Ob eine Ghettoisierung oder Abkapslung zu befürchten ist, lässt sich schwer voraussagen. Fakt ist jedoch, dass nicht jede LGBT-Person heiß auf das gemeinsame Altern mit Gleichgesinnten ist. Manche lehnen das Konzept konsequent ab und haben auch in ihrer derzeitigen Lebensphase wenig mit der Szene am Hut. Andere sind von der Idee, in einem LGBT-Wohnprojekt zu altern, begeistert. Wie immer gilt es, erst mal Möglichkeiten zu schaffen und denen eine helfende Hand zu reichen, die ihr Leben lang gegen politischen und gesellschaftlichen Widerstand ankämpfen oder einen fundamentalen Teil ihrer Identität aufgrund gesellschaftlicher Regelbollwerke negieren mussten. Das sollte auch außerhalb der Einrichtungen geschehen.
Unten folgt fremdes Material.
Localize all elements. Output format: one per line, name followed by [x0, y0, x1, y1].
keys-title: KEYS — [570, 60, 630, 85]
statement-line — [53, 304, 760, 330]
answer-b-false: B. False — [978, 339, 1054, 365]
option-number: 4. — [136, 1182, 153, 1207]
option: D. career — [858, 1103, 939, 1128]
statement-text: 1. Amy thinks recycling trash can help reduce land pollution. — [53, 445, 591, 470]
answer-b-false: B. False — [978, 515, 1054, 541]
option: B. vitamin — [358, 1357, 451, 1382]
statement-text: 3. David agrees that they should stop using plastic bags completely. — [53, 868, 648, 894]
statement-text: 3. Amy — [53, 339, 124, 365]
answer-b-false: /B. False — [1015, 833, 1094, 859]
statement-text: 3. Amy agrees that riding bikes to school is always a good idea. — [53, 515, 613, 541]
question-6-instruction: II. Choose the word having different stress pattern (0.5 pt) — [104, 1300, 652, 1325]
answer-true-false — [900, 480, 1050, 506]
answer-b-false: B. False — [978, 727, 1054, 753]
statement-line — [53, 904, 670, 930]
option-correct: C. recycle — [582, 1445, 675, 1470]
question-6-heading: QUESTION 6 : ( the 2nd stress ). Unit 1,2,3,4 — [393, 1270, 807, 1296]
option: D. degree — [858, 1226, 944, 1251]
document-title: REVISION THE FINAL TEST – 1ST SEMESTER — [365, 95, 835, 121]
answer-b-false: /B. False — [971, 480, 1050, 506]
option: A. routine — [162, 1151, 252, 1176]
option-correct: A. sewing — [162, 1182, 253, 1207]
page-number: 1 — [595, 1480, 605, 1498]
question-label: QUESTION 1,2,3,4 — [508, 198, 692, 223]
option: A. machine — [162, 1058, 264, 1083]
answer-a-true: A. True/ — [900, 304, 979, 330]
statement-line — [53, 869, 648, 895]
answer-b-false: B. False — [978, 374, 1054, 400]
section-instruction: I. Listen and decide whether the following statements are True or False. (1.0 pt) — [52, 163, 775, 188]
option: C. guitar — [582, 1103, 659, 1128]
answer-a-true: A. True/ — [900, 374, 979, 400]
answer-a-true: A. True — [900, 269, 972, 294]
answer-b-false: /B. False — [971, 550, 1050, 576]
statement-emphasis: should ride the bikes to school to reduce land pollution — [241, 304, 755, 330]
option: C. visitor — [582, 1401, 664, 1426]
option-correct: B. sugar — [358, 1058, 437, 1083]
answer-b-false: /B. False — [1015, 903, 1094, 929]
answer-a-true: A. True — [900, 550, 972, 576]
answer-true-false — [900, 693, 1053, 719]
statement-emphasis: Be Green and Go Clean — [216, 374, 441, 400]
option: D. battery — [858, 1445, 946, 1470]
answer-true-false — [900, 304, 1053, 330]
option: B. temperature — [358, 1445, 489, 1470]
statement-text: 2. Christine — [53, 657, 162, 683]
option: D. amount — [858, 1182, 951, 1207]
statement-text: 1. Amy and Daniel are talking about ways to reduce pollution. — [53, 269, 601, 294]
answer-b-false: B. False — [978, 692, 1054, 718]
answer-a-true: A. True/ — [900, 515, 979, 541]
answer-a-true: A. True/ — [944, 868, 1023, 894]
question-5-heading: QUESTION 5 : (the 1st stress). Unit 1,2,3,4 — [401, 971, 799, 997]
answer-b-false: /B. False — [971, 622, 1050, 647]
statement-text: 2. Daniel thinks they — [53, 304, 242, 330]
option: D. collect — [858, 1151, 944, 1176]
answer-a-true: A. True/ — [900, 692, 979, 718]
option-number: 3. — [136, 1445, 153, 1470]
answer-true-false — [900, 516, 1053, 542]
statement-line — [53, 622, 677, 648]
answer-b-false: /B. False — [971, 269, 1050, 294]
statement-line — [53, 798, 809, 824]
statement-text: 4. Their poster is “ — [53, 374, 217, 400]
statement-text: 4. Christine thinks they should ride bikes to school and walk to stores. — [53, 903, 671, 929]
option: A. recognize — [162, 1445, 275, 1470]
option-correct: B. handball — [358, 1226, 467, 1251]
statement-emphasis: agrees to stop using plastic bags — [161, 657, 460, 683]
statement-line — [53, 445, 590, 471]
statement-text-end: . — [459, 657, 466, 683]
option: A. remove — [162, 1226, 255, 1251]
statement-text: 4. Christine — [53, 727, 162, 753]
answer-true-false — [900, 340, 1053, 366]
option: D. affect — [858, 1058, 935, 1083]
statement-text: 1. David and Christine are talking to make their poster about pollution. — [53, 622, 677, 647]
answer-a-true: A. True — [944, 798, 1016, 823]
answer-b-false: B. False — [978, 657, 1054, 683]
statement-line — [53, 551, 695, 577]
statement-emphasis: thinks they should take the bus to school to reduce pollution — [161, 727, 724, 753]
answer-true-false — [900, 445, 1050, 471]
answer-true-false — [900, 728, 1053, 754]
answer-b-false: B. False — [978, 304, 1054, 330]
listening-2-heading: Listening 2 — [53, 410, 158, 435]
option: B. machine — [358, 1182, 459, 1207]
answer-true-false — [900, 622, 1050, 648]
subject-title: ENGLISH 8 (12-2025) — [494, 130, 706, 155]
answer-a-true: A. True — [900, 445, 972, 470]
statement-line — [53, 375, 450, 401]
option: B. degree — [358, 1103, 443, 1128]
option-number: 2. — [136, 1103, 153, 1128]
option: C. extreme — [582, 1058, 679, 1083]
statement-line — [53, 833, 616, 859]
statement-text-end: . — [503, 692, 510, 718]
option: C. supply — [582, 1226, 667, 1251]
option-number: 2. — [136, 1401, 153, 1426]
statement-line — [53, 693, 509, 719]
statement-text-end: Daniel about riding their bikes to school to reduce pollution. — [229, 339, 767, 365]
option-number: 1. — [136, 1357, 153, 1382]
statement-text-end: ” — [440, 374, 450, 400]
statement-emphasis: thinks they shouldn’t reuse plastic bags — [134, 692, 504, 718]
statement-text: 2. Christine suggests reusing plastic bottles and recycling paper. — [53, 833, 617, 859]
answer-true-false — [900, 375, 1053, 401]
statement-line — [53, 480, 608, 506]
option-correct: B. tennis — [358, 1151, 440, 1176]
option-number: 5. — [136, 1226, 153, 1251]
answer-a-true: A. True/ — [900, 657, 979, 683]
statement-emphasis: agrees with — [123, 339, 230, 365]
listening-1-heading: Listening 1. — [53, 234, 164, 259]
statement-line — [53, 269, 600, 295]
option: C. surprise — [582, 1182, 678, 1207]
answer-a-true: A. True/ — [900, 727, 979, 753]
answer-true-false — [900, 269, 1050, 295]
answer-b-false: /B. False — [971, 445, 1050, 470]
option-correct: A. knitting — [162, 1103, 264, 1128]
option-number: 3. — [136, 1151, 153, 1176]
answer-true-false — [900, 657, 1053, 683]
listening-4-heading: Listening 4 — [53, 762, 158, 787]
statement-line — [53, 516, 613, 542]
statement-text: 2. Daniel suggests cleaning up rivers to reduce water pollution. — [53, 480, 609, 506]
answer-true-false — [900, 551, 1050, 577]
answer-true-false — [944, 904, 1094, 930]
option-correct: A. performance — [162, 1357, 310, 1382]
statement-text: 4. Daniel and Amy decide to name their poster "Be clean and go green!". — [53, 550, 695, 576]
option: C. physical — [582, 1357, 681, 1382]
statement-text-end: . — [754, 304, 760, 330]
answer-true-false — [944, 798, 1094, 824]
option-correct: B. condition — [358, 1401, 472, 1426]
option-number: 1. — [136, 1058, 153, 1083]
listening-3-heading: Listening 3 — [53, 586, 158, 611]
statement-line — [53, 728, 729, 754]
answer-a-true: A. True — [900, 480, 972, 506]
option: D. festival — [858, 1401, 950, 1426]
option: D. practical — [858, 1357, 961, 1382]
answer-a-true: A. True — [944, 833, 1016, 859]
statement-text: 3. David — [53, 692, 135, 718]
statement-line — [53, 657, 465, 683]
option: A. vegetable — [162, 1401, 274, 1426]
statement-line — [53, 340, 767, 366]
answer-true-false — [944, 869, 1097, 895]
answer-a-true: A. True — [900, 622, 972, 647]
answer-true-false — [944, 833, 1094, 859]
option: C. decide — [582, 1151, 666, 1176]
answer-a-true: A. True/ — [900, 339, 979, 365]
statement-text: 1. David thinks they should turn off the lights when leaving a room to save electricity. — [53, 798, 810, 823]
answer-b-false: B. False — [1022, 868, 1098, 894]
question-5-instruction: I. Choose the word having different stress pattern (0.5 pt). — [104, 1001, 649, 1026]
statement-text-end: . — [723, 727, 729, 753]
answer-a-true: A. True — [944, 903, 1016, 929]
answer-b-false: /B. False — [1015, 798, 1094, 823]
„Es müsste so was wie eine Kampagne geben, die Homosexualität und Alter thematisiert“, empfiehlt Jean-Paul im Bezug auf LGBT-Senior*innen. „Das würde den Leuten Mut geben, sich auch im Alter zu outen.“ Er bedauert, dass es in Luxemburg kaum Kontaktmöglichkeiten gibt, um ältere schwule Männer kennenzulernen. Er beschreibt keinen Einzelfall, denn auch Pulver zitiert Studien, die bestätigen, dass es auch in Deutschland einen erheblichen Mangel an Treffpunkten für homosexuelle Senior*innen gibt. In Luxemburg gab es vor einigen Jahren eine entsprechende Initiative vom Cigale, die aufgrund mangelnder Beteiligung eingestellt wurde. Die schiebt Jean-Paul eindeutig auf die Angst vor Ablehnung, die er bei vielen Gleichaltrigen beobachtet – umso wichtiger ist es, auch diesen Generationen ein Zeichen der Akzeptanz zu senden.
In diesem Artikel wurde bewusst die Abkürzung LGBT (Lesbian, Gay, Bisexual, Transgender) benutzt, da sich die besprochenen Texte explizit und ausschließlich auf diese Personengruppen beziehen.